Las líneas maestras básicas de la política energética hasta 1996 incluyen la liberalización mencionada del mercado de los carburantes, una moratoria nuclear que, atendiendo al exceso de oferta (y al hecho de que se estaban aplicando grandes inversiones con cargo al bolsillo del consumidor), condenó a la desaparición a varios grupos de generación; y la formación de un sistema de formación de precios de la electricidad fundados en el reconocimiento de los costes a través del llamado Marco Legal Estable. A partir de 1998 este sistema fue sustituido por otro de estimación del precio medio del mercado, completado después con un simulacro de subastas. El resultado del nuevo procedimiento ha sido la segunda “herencia” más cara de los gobiernos del exjefe del gobierno José María Aznar (la primera fue el boom inmobiliario, con su crash incluido): el déficit de tarifa, que llega hasta los 24.000 millones. A estas alturas ya estará claro que la “liberalización” de los mercados energéticos ha sido un slogan verbal que en la práctica se ha aplicado según las necesidades del servicio del gobierno. Cuando al PP le interesó controlar la inflación, sencillamente se embalsaron los precios —el método de las subastas ayudó mucho a ello— y se trasladaron los costes de la energía a la generación posterior.
Renovables en crisis
Aquí aparece otro de los rasgos de la política energética española. Habitualmente hay una gran diferencia entre las grandes palabras proclamadas (liberalización es una de ellas) y la situación real de los mercados. La innovación tecnológica asociada a las energías renovables era la solución para el cambio del patrón de crecimiento de la economía española, pero una gestión deficiente de las primas y normas legales disparatadas convirtieron las renovables en pretexto para un mercado especulativo (cabe salvar la energía eólica) con un coste inaceptable para el erario público.

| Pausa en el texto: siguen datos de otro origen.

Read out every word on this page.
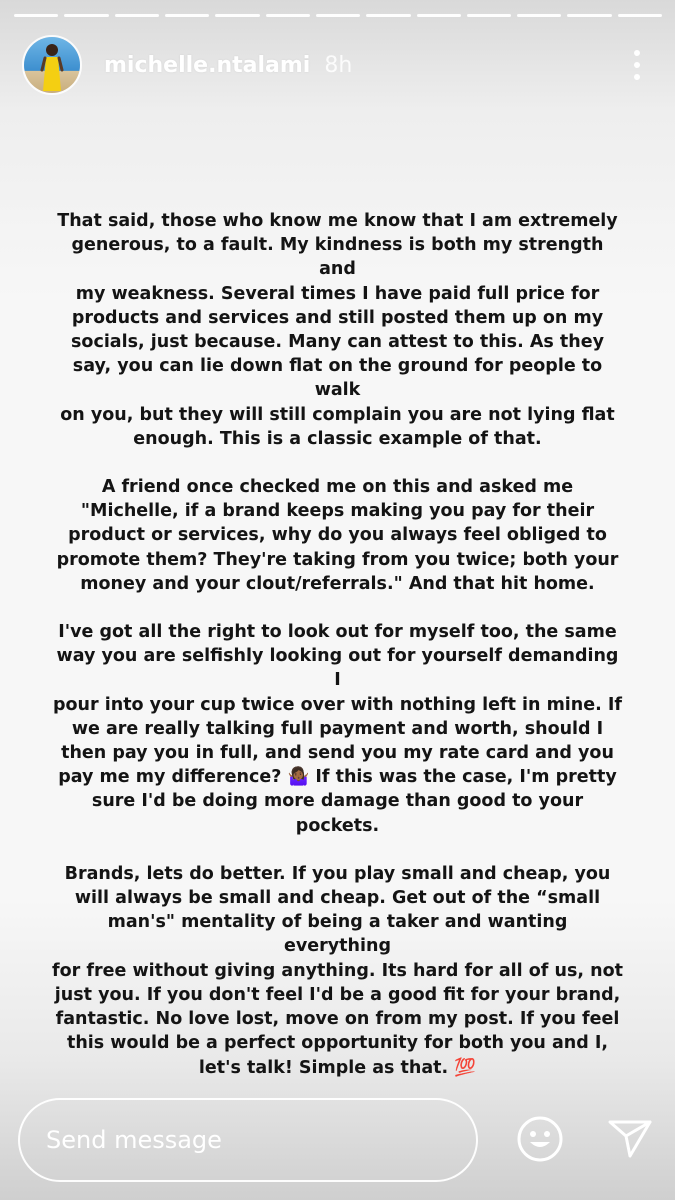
michelle.ntalami 8h

That said, those who know me know that I am extremely
generous, to a fault. My kindness is both my strength and
my weakness. Several times I have paid full price for
products and services and still posted them up on my
socials, just because. Many can attest to this. As they
say, you can lie down flat on the ground for people to walk
on you, but they will still complain you are not lying flat
enough. This is a classic example of that.

A friend once checked me on this and asked me
"Michelle, if a brand keeps making you pay for their
product or services, why do you always feel obliged to
promote them? They're taking from you twice; both your
money and your clout/referrals." And that hit home.

I've got all the right to look out for myself too, the same
way you are selfishly looking out for yourself demanding I
pour into your cup twice over with nothing left in mine. If
we are really talking full payment and worth, should I
then pay you in full, and send you my rate card and you
pay me my difference? 🤷🏾‍♀️ If this was the case, I'm pretty
sure I'd be doing more damage than good to your
pockets.

Brands, lets do better. If you play small and cheap, you
will always be small and cheap. Get out of the “small
man's" mentality of being a taker and wanting everything
for free without giving anything. Its hard for all of us, not
just you. If you don't feel I'd be a good fit for your brand,
fantastic. No love lost, move on from my post. If you feel
this would be a perfect opportunity for both you and I,
let's talk! Simple as that. 💯

Send message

La idea rectora de la estructura energética durante el período ha sido y es reducir el consumo de carbón (por exigencias medioambientales y altos elevados de producción) y las energías térmicas convencionales (centrales de fuel) a cambio de favorecer las energías más limpias (gas, renovables); pero el carbón sigue pesando como una losa, porque en términos políticos las comunidades autónomas “necesitan” del voto de los mineros. En resumen, los objetivos energéticos se consiguen siempre a medias, los casos de regresión son frecuentes y no existe la seguridad de que la energía está sujeta a líneas racionales de acción. Pero no hay que caer en la frustración; lo único que pasa es que la tarea se traslada a la próxima generación; la actual, sea el año que sea, o embalsa los precios o destruye la seguridad jurídica.